Deep. Three hundred steps to get down, about a mile and a half of walking, then a disturbingly intimate elevator ride up. About eight people were crammed into a space that four family members would have found uncomfortably close quarters.
Back in Krakow we visited Wawel Castle and climbed more steps. I couldn't stop counting: 136 up the tower and down again, 135 down to the Dragon Den.
And the because my son chose to sit out the latter which took us outside the castle walls, we had to once again take the long, steep walk up the ramparts to get him.
I tell myself that I'm preparing my glutes for the beaches of Croatia.
Last night we took an old decrepit train to Prague. I swear, it must be left over from the Communist era, as it was crappy and had no amenities or service.
Our botel (yup, boat hotel) rooms weren't ready, so off we went, first to find coffee and breakfast with little satisfying success (what we found was a bit nasty), and then just wandering, where we ended up at Prague Castle.

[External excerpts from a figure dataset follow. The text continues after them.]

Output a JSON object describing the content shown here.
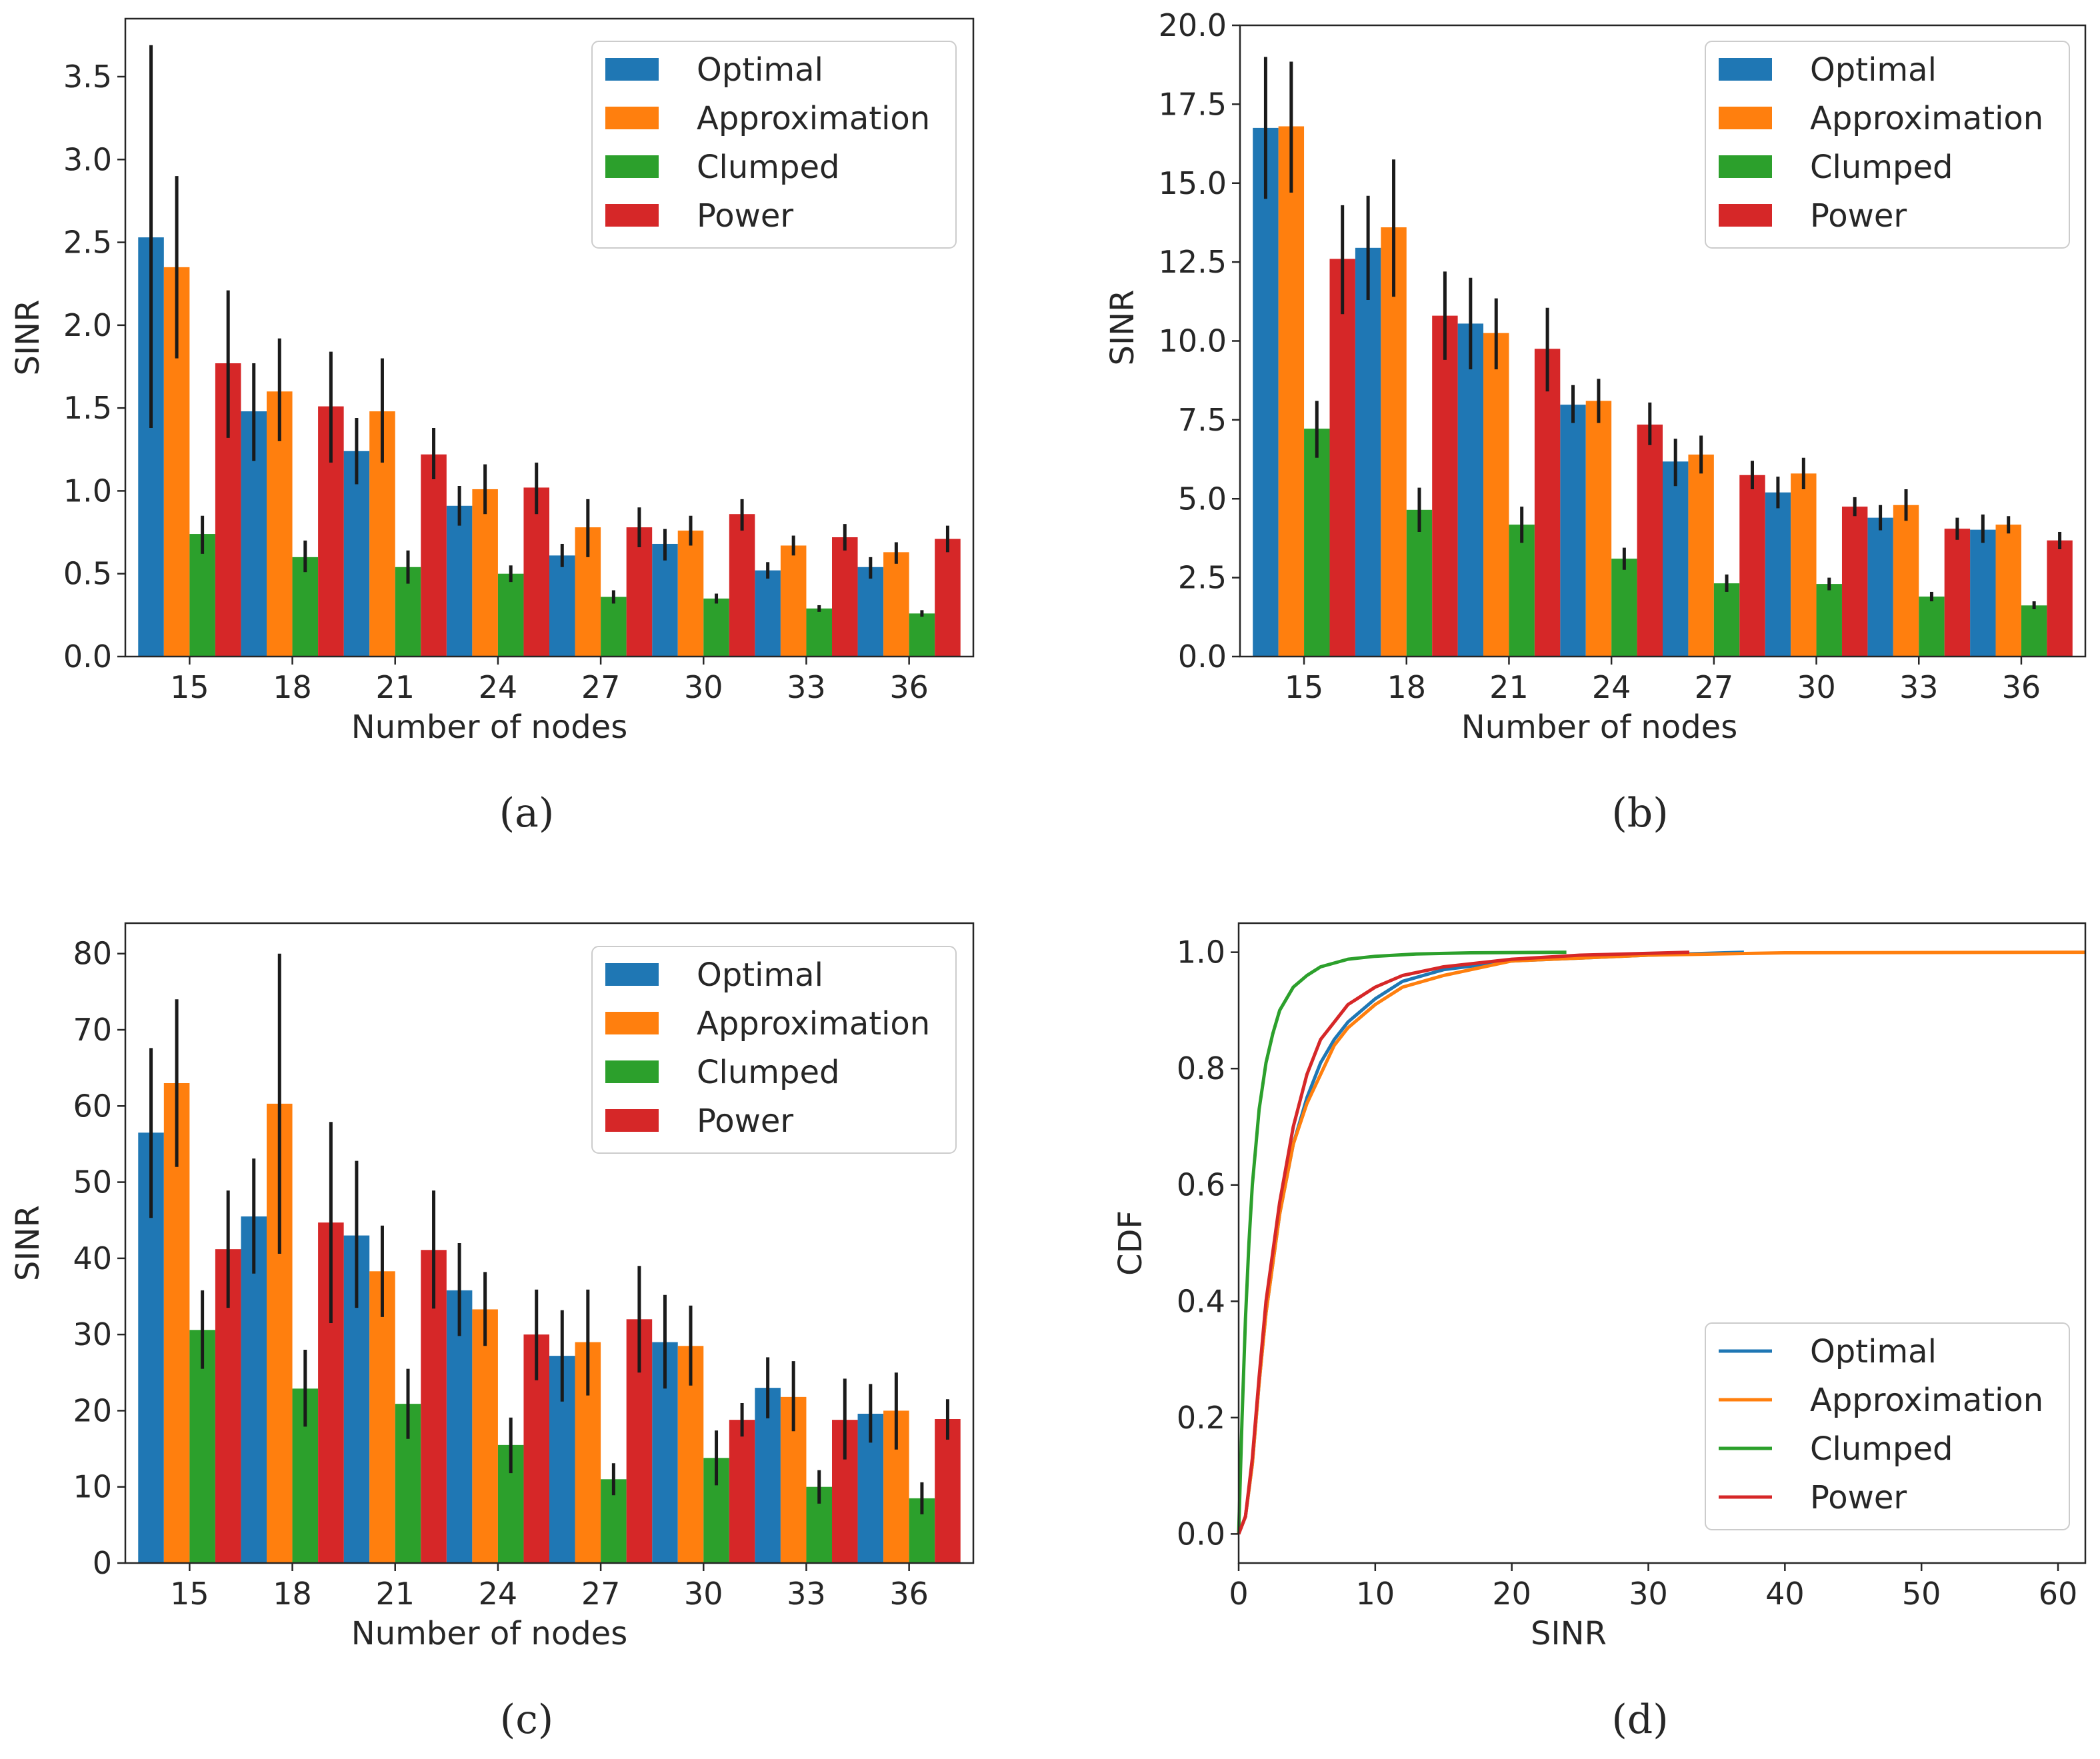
{
  "figure": {
    "captions": [
      "(a)",
      "(b)",
      "(c)",
      "(d)"
    ]
  },
  "colors": {
    "Optimal": "#1f77b4",
    "Approximation": "#ff7f0e",
    "Clumped": "#2ca02c",
    "Power": "#d62728",
    "errorbar": "#1a1a1a",
    "axis": "#262626"
  },
  "chart_data": [
    {
      "id": "a",
      "type": "bar",
      "caption": "(a)",
      "xlabel": "Number of nodes",
      "ylabel": "SINR",
      "categories": [
        "15",
        "18",
        "21",
        "24",
        "27",
        "30",
        "33",
        "36"
      ],
      "ylim": [
        0,
        3.85
      ],
      "yticks": [
        0.0,
        0.5,
        1.0,
        1.5,
        2.0,
        2.5,
        3.0,
        3.5
      ],
      "ytick_labels": [
        "0.0",
        "0.5",
        "1.0",
        "1.5",
        "2.0",
        "2.5",
        "3.0",
        "3.5"
      ],
      "legend": [
        "Optimal",
        "Approximation",
        "Clumped",
        "Power"
      ],
      "legend_position": "top-right",
      "series": [
        {
          "name": "Optimal",
          "values": [
            2.53,
            1.48,
            1.24,
            0.91,
            0.61,
            0.68,
            0.52,
            0.54
          ],
          "err_low": [
            1.38,
            1.18,
            1.04,
            0.79,
            0.54,
            0.58,
            0.47,
            0.47
          ],
          "err_high": [
            3.69,
            1.77,
            1.44,
            1.03,
            0.68,
            0.77,
            0.57,
            0.6
          ]
        },
        {
          "name": "Approximation",
          "values": [
            2.35,
            1.6,
            1.48,
            1.01,
            0.78,
            0.76,
            0.67,
            0.63
          ],
          "err_low": [
            1.8,
            1.3,
            1.17,
            0.86,
            0.6,
            0.67,
            0.61,
            0.56
          ],
          "err_high": [
            2.9,
            1.92,
            1.8,
            1.16,
            0.95,
            0.85,
            0.73,
            0.69
          ]
        },
        {
          "name": "Clumped",
          "values": [
            0.74,
            0.6,
            0.54,
            0.5,
            0.36,
            0.35,
            0.29,
            0.26
          ],
          "err_low": [
            0.62,
            0.51,
            0.44,
            0.45,
            0.32,
            0.32,
            0.27,
            0.24
          ],
          "err_high": [
            0.85,
            0.7,
            0.64,
            0.55,
            0.4,
            0.38,
            0.31,
            0.28
          ]
        },
        {
          "name": "Power",
          "values": [
            1.77,
            1.51,
            1.22,
            1.02,
            0.78,
            0.86,
            0.72,
            0.71
          ],
          "err_low": [
            1.32,
            1.17,
            1.07,
            0.86,
            0.66,
            0.76,
            0.64,
            0.63
          ],
          "err_high": [
            2.21,
            1.84,
            1.38,
            1.17,
            0.9,
            0.95,
            0.8,
            0.79
          ]
        }
      ]
    },
    {
      "id": "b",
      "type": "bar",
      "caption": "(b)",
      "xlabel": "Number of nodes",
      "ylabel": "SINR",
      "categories": [
        "15",
        "18",
        "21",
        "24",
        "27",
        "30",
        "33",
        "36"
      ],
      "ylim": [
        0,
        20.0
      ],
      "yticks": [
        0.0,
        2.5,
        5.0,
        7.5,
        10.0,
        12.5,
        15.0,
        17.5,
        20.0
      ],
      "ytick_labels": [
        "0.0",
        "2.5",
        "5.0",
        "7.5",
        "10.0",
        "12.5",
        "15.0",
        "17.5",
        "20.0"
      ],
      "legend": [
        "Optimal",
        "Approximation",
        "Clumped",
        "Power"
      ],
      "legend_position": "top-right",
      "series": [
        {
          "name": "Optimal",
          "values": [
            16.75,
            12.95,
            10.55,
            7.98,
            6.18,
            5.2,
            4.4,
            4.02
          ],
          "err_low": [
            14.5,
            11.3,
            9.1,
            7.4,
            5.4,
            4.7,
            4.0,
            3.6
          ],
          "err_high": [
            19.0,
            14.6,
            12.0,
            8.6,
            6.9,
            5.7,
            4.8,
            4.5
          ]
        },
        {
          "name": "Approximation",
          "values": [
            16.8,
            13.6,
            10.25,
            8.1,
            6.4,
            5.8,
            4.8,
            4.18
          ],
          "err_low": [
            14.7,
            11.4,
            9.1,
            7.4,
            5.8,
            5.3,
            4.3,
            3.9
          ],
          "err_high": [
            18.85,
            15.75,
            11.35,
            8.8,
            7.0,
            6.3,
            5.3,
            4.45
          ]
        },
        {
          "name": "Clumped",
          "values": [
            7.22,
            4.65,
            4.18,
            3.1,
            2.32,
            2.3,
            1.9,
            1.62
          ],
          "err_low": [
            6.3,
            3.95,
            3.6,
            2.75,
            2.05,
            2.1,
            1.75,
            1.5
          ],
          "err_high": [
            8.1,
            5.35,
            4.75,
            3.45,
            2.6,
            2.5,
            2.05,
            1.75
          ]
        },
        {
          "name": "Power",
          "values": [
            12.6,
            10.8,
            9.75,
            7.35,
            5.75,
            4.75,
            4.05,
            3.68
          ],
          "err_low": [
            10.85,
            9.4,
            8.4,
            6.7,
            5.3,
            4.45,
            3.7,
            3.4
          ],
          "err_high": [
            14.3,
            12.2,
            11.05,
            8.05,
            6.2,
            5.05,
            4.4,
            3.95
          ]
        }
      ]
    },
    {
      "id": "c",
      "type": "bar",
      "caption": "(c)",
      "xlabel": "Number of nodes",
      "ylabel": "SINR",
      "categories": [
        "15",
        "18",
        "21",
        "24",
        "27",
        "30",
        "33",
        "36"
      ],
      "ylim": [
        0,
        84
      ],
      "yticks": [
        0,
        10,
        20,
        30,
        40,
        50,
        60,
        70,
        80
      ],
      "ytick_labels": [
        "0",
        "10",
        "20",
        "30",
        "40",
        "50",
        "60",
        "70",
        "80"
      ],
      "legend": [
        "Optimal",
        "Approximation",
        "Clumped",
        "Power"
      ],
      "legend_position": "top-right",
      "series": [
        {
          "name": "Optimal",
          "values": [
            56.5,
            45.5,
            43.0,
            35.8,
            27.2,
            29.0,
            23.0,
            19.6
          ],
          "err_low": [
            45.3,
            38.0,
            33.5,
            29.8,
            21.2,
            22.9,
            19.0,
            15.8
          ],
          "err_high": [
            67.6,
            53.1,
            52.8,
            42.0,
            33.2,
            35.2,
            27.0,
            23.5
          ]
        },
        {
          "name": "Approximation",
          "values": [
            63.0,
            60.3,
            38.3,
            33.3,
            29.0,
            28.5,
            21.8,
            20.0
          ],
          "err_low": [
            52.0,
            40.6,
            32.3,
            28.5,
            22.0,
            23.3,
            17.3,
            14.9
          ],
          "err_high": [
            74.0,
            80.0,
            44.3,
            38.2,
            35.9,
            33.8,
            26.5,
            25.0
          ]
        },
        {
          "name": "Clumped",
          "values": [
            30.6,
            22.9,
            20.9,
            15.5,
            11.0,
            13.8,
            10.0,
            8.5
          ],
          "err_low": [
            25.5,
            17.9,
            16.3,
            11.8,
            8.9,
            10.2,
            7.8,
            6.4
          ],
          "err_high": [
            35.8,
            28.0,
            25.5,
            19.1,
            13.1,
            17.4,
            12.2,
            10.6
          ]
        },
        {
          "name": "Power",
          "values": [
            41.2,
            44.7,
            41.1,
            30.0,
            32.0,
            18.8,
            18.8,
            18.9
          ],
          "err_low": [
            33.5,
            31.5,
            33.4,
            24.0,
            25.0,
            16.6,
            13.6,
            16.2
          ],
          "err_high": [
            48.9,
            57.9,
            48.9,
            35.9,
            39.0,
            21.0,
            24.2,
            21.5
          ]
        }
      ]
    },
    {
      "id": "d",
      "type": "line",
      "caption": "(d)",
      "xlabel": "SINR",
      "ylabel": "CDF",
      "xlim": [
        0,
        62
      ],
      "ylim": [
        -0.05,
        1.05
      ],
      "xticks": [
        0,
        10,
        20,
        30,
        40,
        50,
        60
      ],
      "xtick_labels": [
        "0",
        "10",
        "20",
        "30",
        "40",
        "50",
        "60"
      ],
      "yticks": [
        0.0,
        0.2,
        0.4,
        0.6,
        0.8,
        1.0
      ],
      "ytick_labels": [
        "0.0",
        "0.2",
        "0.4",
        "0.6",
        "0.8",
        "1.0"
      ],
      "legend": [
        "Optimal",
        "Approximation",
        "Clumped",
        "Power"
      ],
      "legend_position": "bottom-right",
      "series": [
        {
          "name": "Optimal",
          "x": [
            0.0,
            0.5,
            1.0,
            1.5,
            2.0,
            3.0,
            4.0,
            5.0,
            6.0,
            7.0,
            8.0,
            10.0,
            12.0,
            15.0,
            20.0,
            25.0,
            30.0,
            37.0
          ],
          "y": [
            0.0,
            0.03,
            0.12,
            0.26,
            0.38,
            0.55,
            0.67,
            0.75,
            0.81,
            0.85,
            0.88,
            0.92,
            0.95,
            0.97,
            0.985,
            0.99,
            0.995,
            1.0
          ]
        },
        {
          "name": "Approximation",
          "x": [
            0.0,
            0.5,
            1.0,
            1.5,
            2.0,
            3.0,
            4.0,
            5.0,
            6.0,
            7.0,
            8.0,
            10.0,
            12.0,
            15.0,
            20.0,
            25.0,
            30.0,
            40.0,
            62.0
          ],
          "y": [
            0.0,
            0.03,
            0.12,
            0.26,
            0.38,
            0.55,
            0.67,
            0.74,
            0.79,
            0.84,
            0.87,
            0.91,
            0.94,
            0.96,
            0.985,
            0.99,
            0.995,
            0.999,
            1.0
          ]
        },
        {
          "name": "Clumped",
          "x": [
            0.0,
            0.25,
            0.5,
            0.75,
            1.0,
            1.5,
            2.0,
            2.5,
            3.0,
            4.0,
            5.0,
            6.0,
            8.0,
            10.0,
            13.0,
            17.0,
            24.0
          ],
          "y": [
            0.0,
            0.2,
            0.37,
            0.5,
            0.6,
            0.73,
            0.81,
            0.86,
            0.9,
            0.94,
            0.96,
            0.975,
            0.988,
            0.993,
            0.997,
            0.999,
            1.0
          ]
        },
        {
          "name": "Power",
          "x": [
            0.0,
            0.5,
            1.0,
            1.5,
            2.0,
            3.0,
            4.0,
            5.0,
            6.0,
            7.0,
            8.0,
            10.0,
            12.0,
            15.0,
            20.0,
            25.0,
            33.0
          ],
          "y": [
            0.0,
            0.03,
            0.13,
            0.27,
            0.4,
            0.57,
            0.7,
            0.79,
            0.85,
            0.88,
            0.91,
            0.94,
            0.96,
            0.975,
            0.988,
            0.995,
            1.0
          ]
        }
      ]
    }
  ]
}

It's really this super money-grabbing tourist thing, though fortunately it wasnt that expensive. You have to buy packages of tickets to see the one thing for which you can't get single tickets, and when you get there it's a bit anticlimactic.The cathedral is glorious though, and its stained glass windows are absolutely lovely, and you can even see some of them for free, as the tickets are punched well inside, but everything else I paid to see was unremarkable. If I'd have known, I'd have spent time wandering about the grounds only, because the exteriors are actually quite lovely.
Once again we chose poorly at lunchtime, as it's really cold and we were tired, cold and hungry, but I've researched dinner and am hoping for Better Things.